The Minister of Finance and Coordinating Minister of the Economy, Mr. Wale Edun, disclosed at an Investor Forum organised by the Presidential Power Sector Debt Reduction Committee (PPSDRC) in collaboration with transaction advisers, ahead of the Phase 1 issuance of the Bond, which is backed by a sovereign guarantee of the Federal Government.

The forum, hosted by NBET and CardinalStone Partners Limited, attracted over 650 participants, including pension fund administrators, asset managers, banks, insurance companies, trustees and high-net-worth individuals, many of whom expressed strong interest in participating in the offer.

The government as of June 2025 owed power generation companies about N6 trillion in unpaid electricity subsidy. To reduce the liability, the officials have mounted pressure on the companies to forfeit about 50 percent of the debt.

According to the Minister, the Bond has been carefully structured to meet global best practices and to attract long-term institutional investors, particularly pension funds.

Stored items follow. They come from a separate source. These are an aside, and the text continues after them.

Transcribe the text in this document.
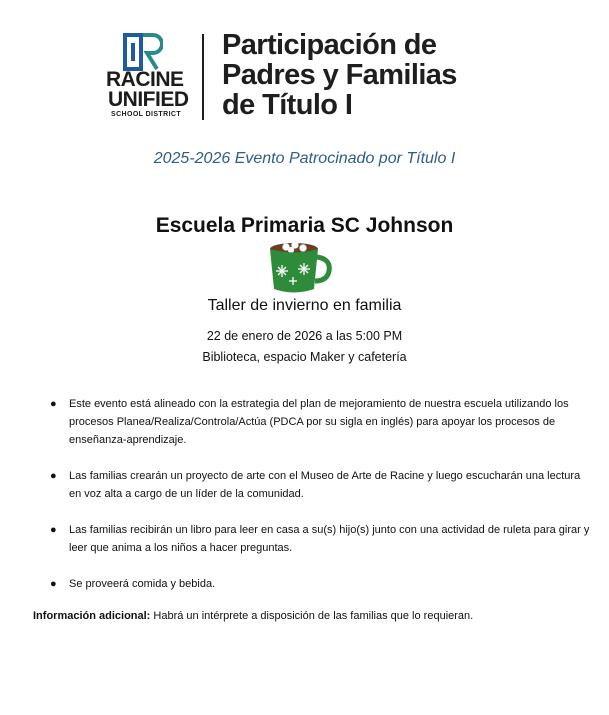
RACINE
UNIFIED
SCHOOL DISTRICT
Participación de
Padres y Familias
de Título I
2025-2026 Evento Patrocinado por Título I
Escuela Primaria SC Johnson
Taller de invierno en familia
22 de enero de 2026 a las 5:00 PM
Biblioteca, espacio Maker y cafetería
● Este evento está alineado con la estrategia del plan de mejoramiento de nuestra escuela utilizando los procesos Planea/Realiza/Controla/Actúa (PDCA por su sigla en inglés) para apoyar los procesos de enseñanza-aprendizaje.
● Las familias crearán un proyecto de arte con el Museo de Arte de Racine y luego escucharán una lectura en voz alta a cargo de un líder de la comunidad.
● Las familias recibirán un libro para leer en casa a su(s) hijo(s) junto con una actividad de ruleta para girar y leer que anima a los niños a hacer preguntas.
● Se proveerá comida y bebida.
Información adicional: Habrá un intérprete a disposición de las familias que lo requieran.
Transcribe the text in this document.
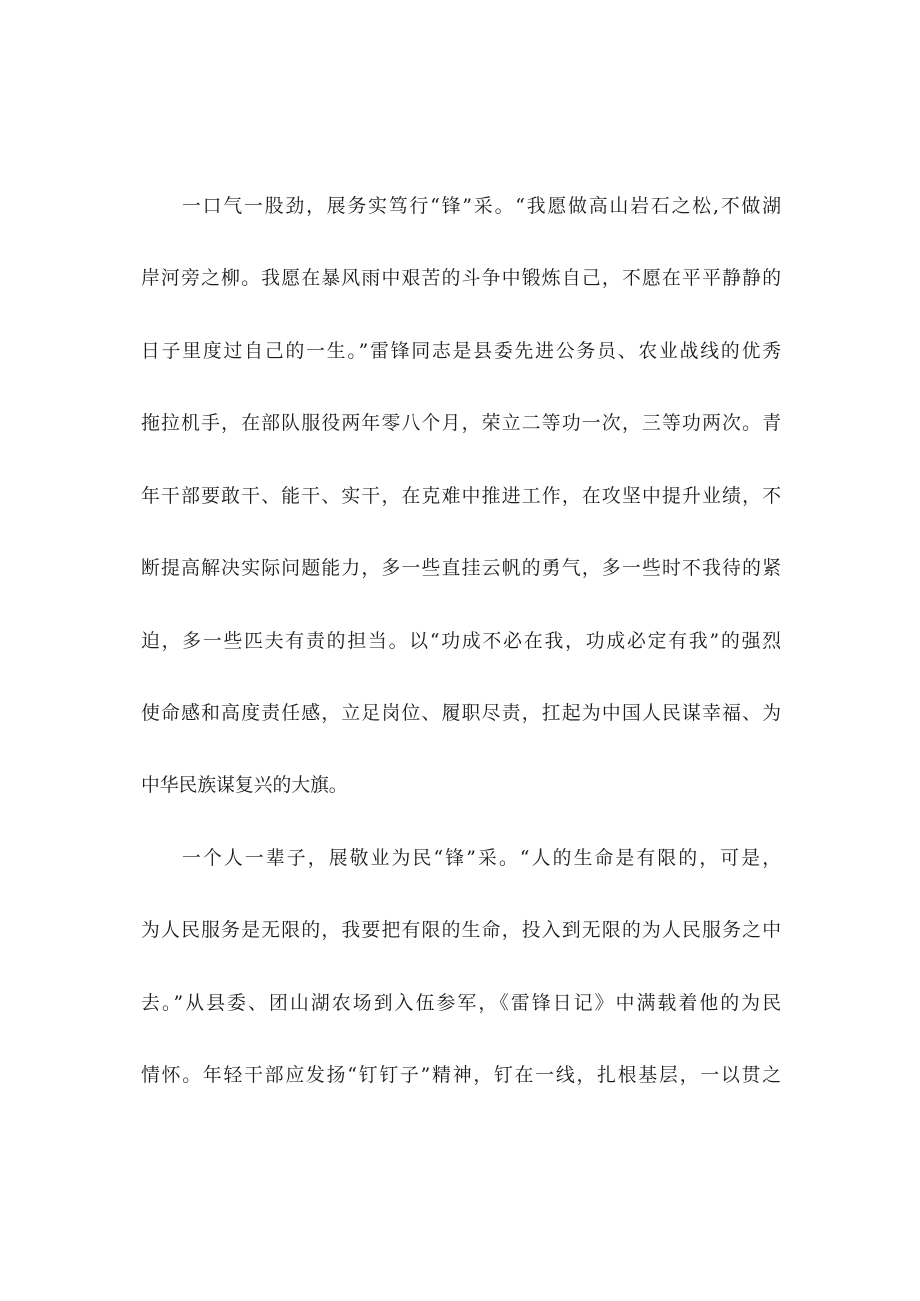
一口气一股劲，展务实笃行“锋”采。“我愿做高山岩石之松,不做湖
岸河旁之柳。我愿在暴风雨中艰苦的斗争中锻炼自己，不愿在平平静静的
日子里度过自己的一生。”雷锋同志是县委先进公务员、农业战线的优秀
拖拉机手，在部队服役两年零八个月，荣立二等功一次，三等功两次。青
年干部要敢干、能干、实干，在克难中推进工作，在攻坚中提升业绩，不
断提高解决实际问题能力，多一些直挂云帆的勇气，多一些时不我待的紧
迫，多一些匹夫有责的担当。以“功成不必在我，功成必定有我”的强烈
使命感和高度责任感，立足岗位、履职尽责，扛起为中国人民谋幸福、为
中华民族谋复兴的大旗。
一个人一辈子，展敬业为民“锋”采。“人的生命是有限的，可是，
为人民服务是无限的，我要把有限的生命，投入到无限的为人民服务之中
去。”从县委、团山湖农场到入伍参军，《雷锋日记》中满载着他的为民
情怀。年轻干部应发扬“钉钉子”精神，钉在一线，扎根基层，一以贯之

He confirmed that the instrument qualifies for Central Bank of Nigeria (CBN) liquidity status and has also secured exemption from the National Pension Commission (PenCom), making it eligible for investment by Pension Fund Administrators.

“This is a way of strengthening market transparency, encouraging competition and encouraging the private sector, which accounts for about 90 per cent of the economy,” Edun said.

He stressed that the Federal Government remains committed to transparency, fiscal responsibility and disciplined financial management, noting that the administration prefers market-based financing solutions rather than resorting to money printing or unsustainable funding options.

“The Government’s commitment is to transparency, fiscal responsibility and disciplined financial management—coming to the market rather than printing money or exploring other ways of raising necessary funds,” he added.

The Finance Minister explained that the Power Sector Bond Programme is a first-of-its-kind initiative aimed at resolving legacy debts in the Nigerian Electricity Supply Industry (NESI), while laying the foundation for a more efficient and self-sustaining power market.

Earlier in her remarks, the Special Adviser to the President on Energy, Mrs. Olu Verheijen, said the Bond programme was a critical first step in a broader power sector reform agenda, stressing that debt clearance must be accompanied by financial and structural reforms to prevent the build-up of new liabilities.

In his remarks, the Acting Managing Director of Nigerian Bulk Electricity Trading Plc (NBET), Mr. Johnson Akinnawo, described the programme as a “strategic reset” for the power sector rather than a bailout.

“This is not a bailout. It is a strategic reset,” Akinnawo said.

  “The sovereign guarantee of the Federal Government is the unwavering sunlight and water that ensures this planting will grow into a forest of opportunities, powering industries, homes and dreams.”